うーん、どこに泊まるかなあとスマホをいじる。そういえば、この間、別府で遊郭建築に泊まったな、酒田にはそういった旅館はあるのだろうかと検索をしてみた。
Googleによれば、どうやら酒田にも昔、遊郭があったらしく、松山旅館という所が、その遊郭的意匠を残しているということを知った。ネットから予約はできないようだったので、電話をかけてみることにした。

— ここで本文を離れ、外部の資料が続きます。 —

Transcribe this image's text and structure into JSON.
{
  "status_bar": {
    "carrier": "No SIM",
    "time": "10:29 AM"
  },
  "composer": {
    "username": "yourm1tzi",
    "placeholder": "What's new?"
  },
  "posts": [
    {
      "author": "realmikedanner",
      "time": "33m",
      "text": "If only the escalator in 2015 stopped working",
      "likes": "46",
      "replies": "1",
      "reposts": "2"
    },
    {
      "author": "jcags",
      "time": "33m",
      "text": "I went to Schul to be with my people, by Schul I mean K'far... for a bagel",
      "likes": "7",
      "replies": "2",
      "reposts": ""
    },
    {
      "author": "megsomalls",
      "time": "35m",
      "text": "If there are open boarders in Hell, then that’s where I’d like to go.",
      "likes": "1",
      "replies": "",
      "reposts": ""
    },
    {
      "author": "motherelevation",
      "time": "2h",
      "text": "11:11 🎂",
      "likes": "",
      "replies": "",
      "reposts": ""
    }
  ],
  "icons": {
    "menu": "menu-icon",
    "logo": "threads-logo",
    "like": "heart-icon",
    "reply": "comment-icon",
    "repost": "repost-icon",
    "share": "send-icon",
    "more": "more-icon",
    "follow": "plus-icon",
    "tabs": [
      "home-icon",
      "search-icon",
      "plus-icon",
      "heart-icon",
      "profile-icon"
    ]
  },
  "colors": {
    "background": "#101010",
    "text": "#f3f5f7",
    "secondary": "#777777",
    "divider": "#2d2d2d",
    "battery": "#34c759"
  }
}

トゥルルルルトゥルルルルトゥルルルルトゥルルルルトゥルルルルトゥルルルルトゥルルルルトゥルルルルトゥルルルルトゥルルルルトゥルルルルトゥルルルルトゥルルルル
全然でない。海に近い街というのは、なんだか色素が薄い建物が多い気がするなあなどと酒田の街を一人眺めながら、電話をかけ続ける。もしかしてもう廃業しているのだろうか、じゃらんにも情報がなかったしなあと半ば諦めかけた時、スピーカーに応答があった。
「はい、松山旅館です」
「あ、もしもし、突然なのですが、今日って泊まれたりしますか」
「え、はい?宿泊ですか」
太く威勢のよい声がした。スピーカー越しでも一瞬で相手が豪放な人柄であることがわかった。
「はい宿泊です、いきなりすみません」
「いつ?」
「今日です」
「え、いつ?」
「今日です」
「え、私耳が遠くてよく聞こえないんです」
「今日です!!!」
酒田の街中で大声をあげてしまった。
「え、ああ、今日ね、はいはい」
「大丈夫ですか?あいてますか?」
「え〜っと何人?」
「二人です」
「え、何人?」
「二人です」
「え、よく聞こえないよ」といった問答が何往復か続いた。スマホを耳につけてしゃべるのをやめて、口の前にスマホのマイクをすえて、でたらめな大声で喋った。酒田の百貨店の下にいる、明るい色のコートを来た女性たちが怪しげな視線をこちらにむけていた。
「はいはい、二人ね。ご夫婦?」
「いえ、違います。友人です」
「はいはい? はい、わかりました。耳が遠くてね、すみませんね」
「いえいえ」
「じゃあ、ちょっと電話変わるから」
「あ、どうも」電話越しの声が女性に変わった。
「あ、すみません、ええと」
「夫が耳が遠いもので、本日でよろしかったですか」
「はい、本日これから伺います、突然すみません」
「いえいえ、お待ちしておりますので」
ふたたび男性に変わった。
「ふははは、じゃあ、待ってますんでね、待ってますんでね」
宿の主は豪快な声で、なぜか、そう二度繰り返した。
一時間後、大学時代の後輩が埼玉からやってくることになっていた。しばし酒田の街中で何をするでもなく、フリーWi-Fiの飛んでいるちょっとした休憩所のベンチに座っていると、彼は小さなスーツケースを持って小走りでやってきた。働き始めてからというもの、全員の予定をあわせるのも難しくなり、旅行をすると現地集合のことが多くなった。
「おお、お疲れ様」
「どうも、ひさしぶりですね」
後輩の田中と会ったのは半年ぶりくらいのような気がした。
「宿とっておいたよ」
「ありがとうございます。どんなところなんですか」と後輩田中は特徴的な少し高めの声で言った。
「なんか、端的に言えば渋いところみたいだよ」
「そうなんですか、いいですね」
田中は、別にどこでも構わないのですがといった表情を隠さずにそう言った
「じゃあ、いったん、宿に荷物起きに行きますかね。着いたばかりだし疲れてるでしょ」
「そうですね、その方が助かります」
松山旅館は中心地から少し外れたところにあったので10分ほど歩くことになった。旅館は少し入り口が奥まっていて、なんとも素朴に入りにくい印象を与えた。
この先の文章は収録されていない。